Menurut Rulli, koperasi ini tidak hanya berfungsi sebagai lembaga ekonomi, tetapi juga sebagai ruang edukasi masyarakat. Dengan dukungan Peraturan Menteri Keuangan Nomor 49 Tahun 2025 (PMK 49/2025), koperasi mendapat plafon pinjaman hingga Rp3 miliar dengan bunga ringan 6 persen per tahun dan tenor maksimal enam tahun. Seluruh proses dilakukan secara daring, sehingga menciptakan sistem transparansi dan akuntabilitas digital yang bisa diawasi langsung oleh anggota maupun publik.
“Transparansi digital bukan sekadar urusan teknis, tapi cara membangun kepercayaan sosial,” tegasnya. Ia juga menambahkan bahwa koperasi adalah ruang belajar kolektif bagi masyarakat dalam memahami informasi, mengambil keputusan berbasis data, dan menggunakan teknologi secara bijak.
Sementara itu, Didi, S.E.Ak., M.Ak., CA., AWP. menjelaskan bahwa Koperasi Merah Putih merupakan implementasi dari Asta Cita pemerintah, khususnya cita keenam: membangun dari desa untuk pemerataan ekonomi dan pemberantasan kemiskinan. Melalui Instruksi Presiden Nomor 9 Tahun 2025, koperasi ini dikembangkan dalam tiga fase utama: pembentukan kelembagaan, penguatan operasional, dan pengembangan ekosistem usaha.
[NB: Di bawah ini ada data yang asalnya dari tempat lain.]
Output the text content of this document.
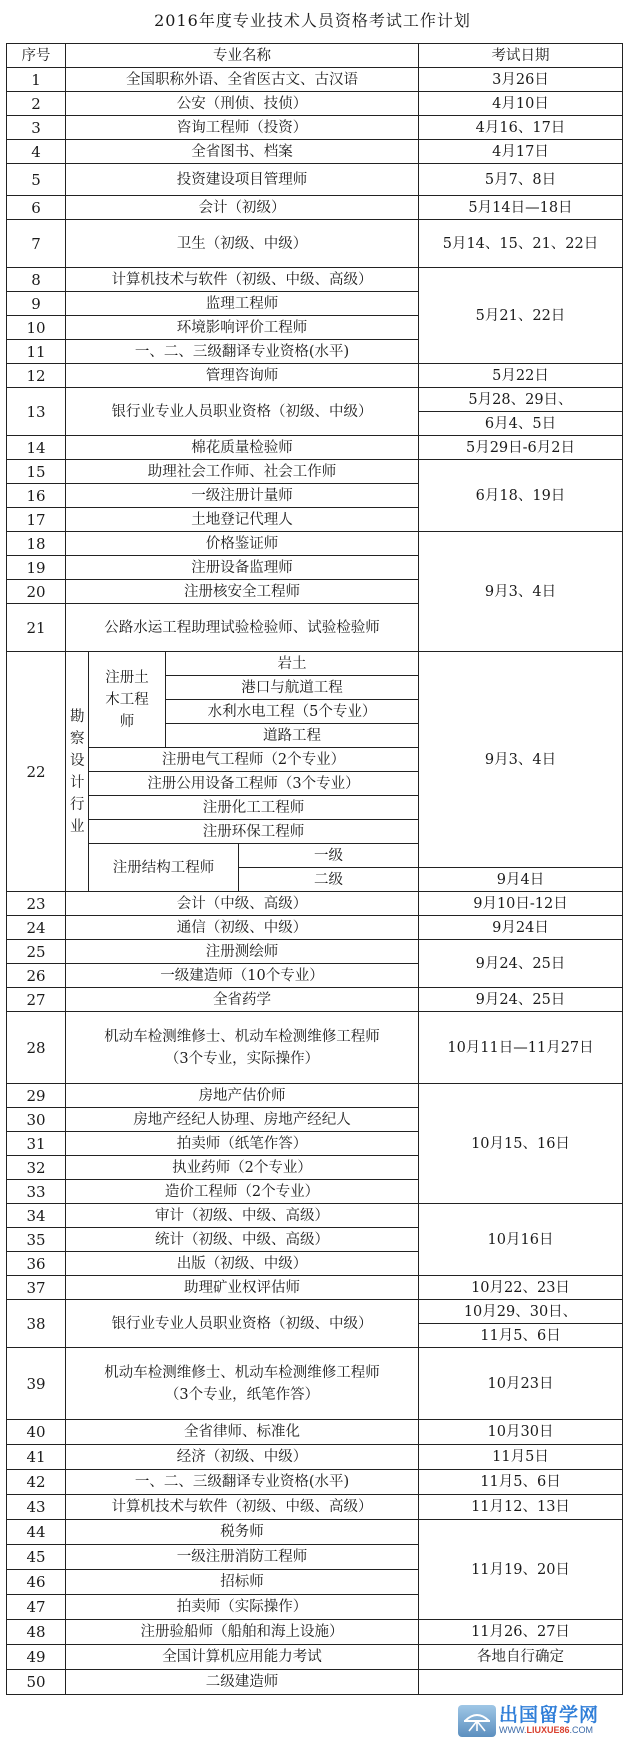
2016年度专业技术人员资格考试工作计划
序号	专业名称				考试日期
1	全国职称外语、全省医古文、古汉语				3月26日
2	公安（刑侦、技侦）				4月10日
3	咨询工程师（投资）				4月16、17日
4	全省图书、档案				4月17日
5	投资建设项目管理师				5月7、8日
6	会计（初级）				5月14日—18日
7	卫生（初级、中级）				5月14、15、21、22日
8	计算机技术与软件（初级、中级、高级）				5月21、22日
9	监理工程师				
10	环境影响评价工程师				
11	一、二、三级翻译专业资格(水平)				
12	管理咨询师				5月22日
13	银行业专业人员职业资格（初级、中级）				5月28、29日、
					6月4、5日
14	棉花质量检验师				5月29日-6月2日
15	助理社会工作师、社会工作师				6月18、19日
16	一级注册计量师				
17	土地登记代理人				
18	价格鉴证师				9月3、4日
19	注册设备监理师				
20	注册核安全工程师				
21	公路水运工程助理试验检验师、试验检验师				
22	勘察设计行业	注册土木工程师	岩土		9月3、4日
			港口与航道工程		
			水利水电工程（5个专业）		
			道路工程		
		注册电气工程师（2个专业）			
		注册公用设备工程师（3个专业）			
		注册化工工程师			
		注册环保工程师			
		注册结构工程师		一级	
				二级	9月4日
23	会计（中级、高级）				9月10日-12日
24	通信（初级、中级）				9月24日
25	注册测绘师				9月24、25日
26	一级建造师（10个专业）				
27	全省药学				9月24、25日
28	机动车检测维修士、机动车检测维修工程师
（3个专业，实际操作）				10月11日—11月27日
29	房地产估价师				10月15、16日
30	房地产经纪人协理、房地产经纪人				
31	拍卖师（纸笔作答）				
32	执业药师（2个专业）				
33	造价工程师（2个专业）				
34	审计（初级、中级、高级）				10月16日
35	统计（初级、中级、高级）				
36	出版（初级、中级）				
37	助理矿业权评估师				10月22、23日
38	银行业专业人员职业资格（初级、中级）				10月29、30日、
					11月5、6日
39	机动车检测维修士、机动车检测维修工程师
（3个专业，纸笔作答）				10月23日
40	全省律师、标准化				10月30日
41	经济（初级、中级）				11月5日
42	一、二、三级翻译专业资格(水平)				11月5、6日
43	计算机技术与软件（初级、中级、高级）				11月12、13日
44	税务师				11月19、20日
45	一级注册消防工程师				
46	招标师				
47	拍卖师（实际操作）				
48	注册验船师（船舶和海上设施）				11月26、27日
49	全国计算机应用能力考试				各地自行确定
50	二级建造师				
出国留学网
WWW.LIUXUE86.COM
Didi menekankan pentingnya strategi komunikasi publik dalam mengelola koperasi agar tidak sekadar formalitas, tetapi menjadi lembaga yang transparan dan partisipatif. Ia juga mendorong koperasi untuk membuat dashboard publik daring yang menampilkan laporan keuangan dan kegiatan koperasi secara real-time guna membangun kepercayaan anggota.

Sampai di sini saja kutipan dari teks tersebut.